Appeals court ruled a neighborhood's concerns were not enough to block it.

neo nazis 298 ap (photo credit: AP [file])
neo nazis 298 ap
(photo credit: AP [file])
A German far-right party was to open its national party congress Saturday in the capital after an appeals court ruled a neighborhood's concerns were not enough to block it. Some 700 members of the National Democratic Party, known by its German initials NPD, were expected at the meeting in the northwestern Berlin district of Reinickendorf. Whenever neo-Nazis hold public events in Germany their numbers are invariably dwarfed by counter-protesters, and some 2,000 demonstrators against the party congress were expected, police spokesman Christian Matzdorf said. Ahead of the meeting, however, the area was quiet, he added. The two-day congress was given the go-ahead on Friday night by a Berlin-Brandenburg administrative court, which ruled that Reinickendorf's concerns that the meeting would lead to a complete shutdown of the area's center were unfounded. "The administration of Reinickendorf's fear of the full blockade of the center ... was not convincing to the court," the court said in its ruling.

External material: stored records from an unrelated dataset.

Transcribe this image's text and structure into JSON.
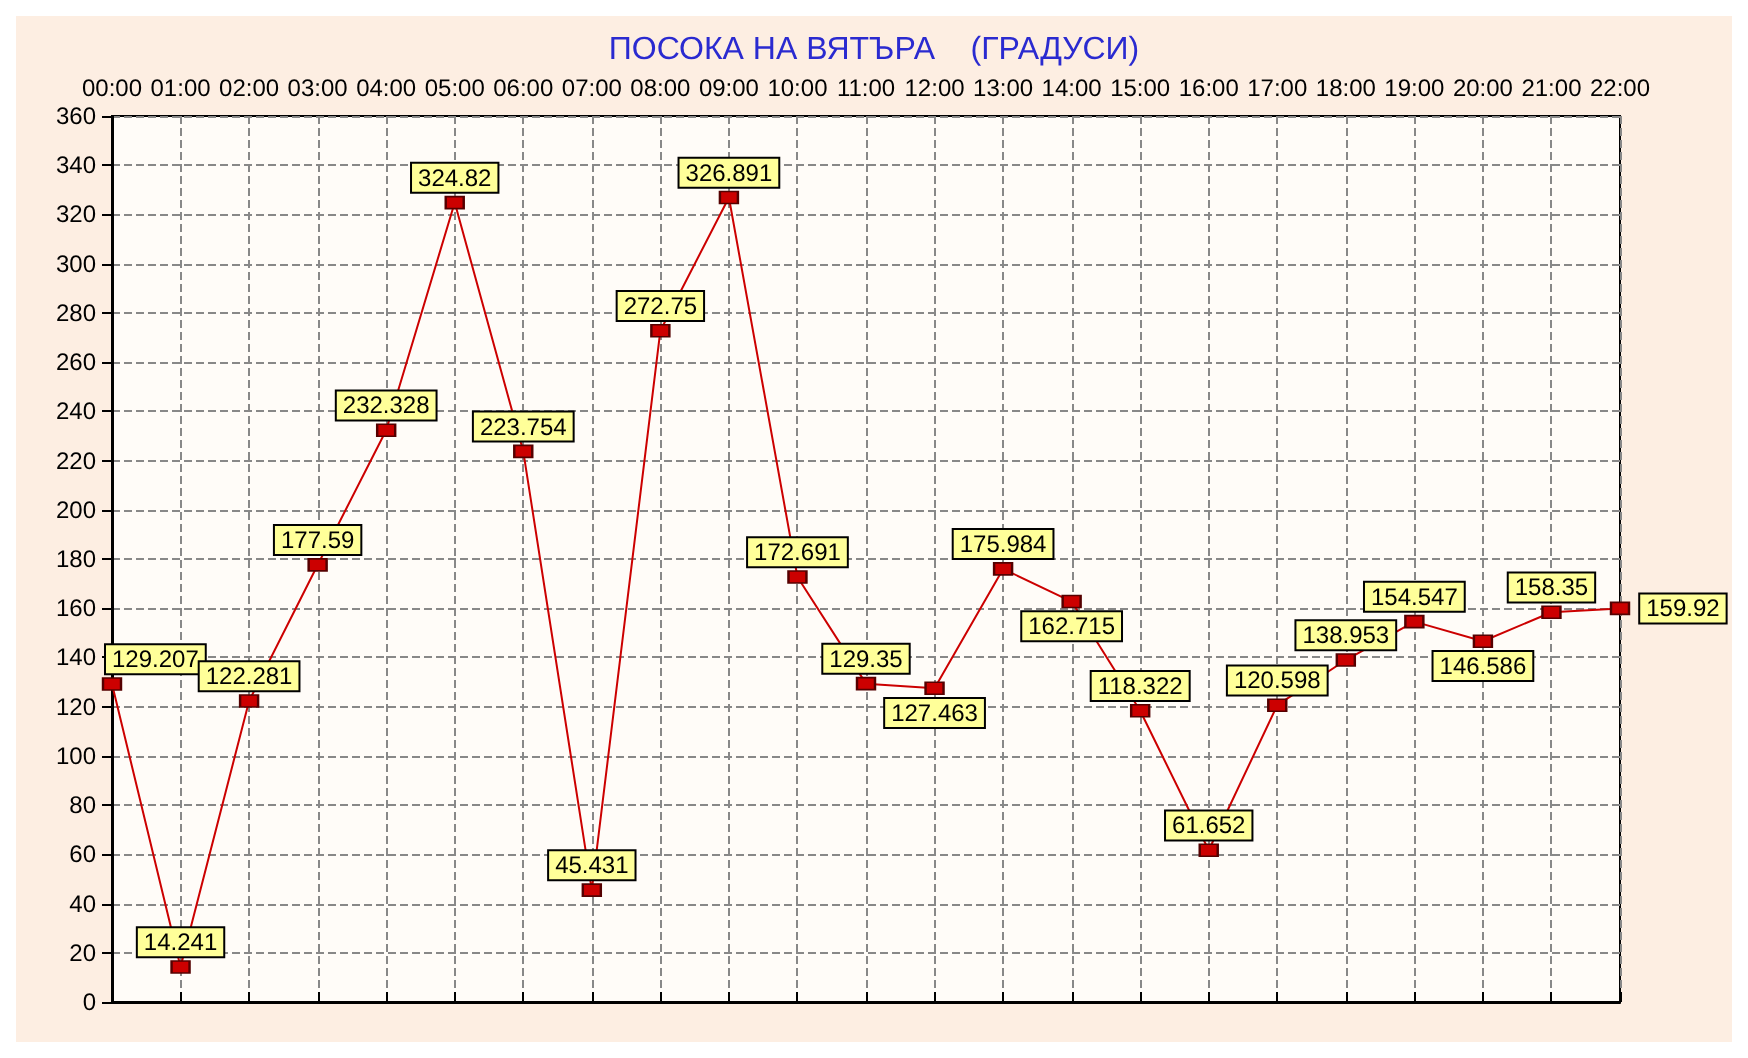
{
  "chart_data": {
    "type": "line",
    "title": "ПОСОКА НА ВЯТЪРА    (ГРАДУСИ)",
    "categories": [
      "00:00",
      "01:00",
      "02:00",
      "03:00",
      "04:00",
      "05:00",
      "06:00",
      "07:00",
      "08:00",
      "09:00",
      "10:00",
      "11:00",
      "12:00",
      "13:00",
      "14:00",
      "15:00",
      "16:00",
      "17:00",
      "18:00",
      "19:00",
      "20:00",
      "21:00",
      "22:00"
    ],
    "series": [
      {
        "color": "#cc0000",
        "values": [
          129.207,
          14.241,
          122.281,
          177.59,
          232.328,
          324.82,
          223.754,
          45.431,
          272.75,
          326.891,
          172.691,
          129.35,
          127.463,
          175.984,
          162.715,
          118.322,
          61.652,
          120.598,
          138.953,
          154.547,
          146.586,
          158.35,
          159.92
        ]
      }
    ],
    "ylim": [
      0,
      360
    ],
    "yticks": [
      0,
      20,
      40,
      60,
      80,
      100,
      120,
      140,
      160,
      180,
      200,
      220,
      240,
      260,
      280,
      300,
      320,
      340,
      360
    ],
    "grid": true,
    "data_labels": true,
    "marker": "square",
    "line_style": "solid"
  }
}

Former Chancellor Gerhard Schroeder's government tried to ban the NPD, but the move was blocked by the Supreme Court when it was discovered that the government's case was based in part on inflammatory statements made by paid government informants. Though it is a fringe party at the federal level, never garnering more than a handful of votes, the NPD has made inroads at the state level and now holds seats in two state parliaments. The party holds a national congress at least every two years.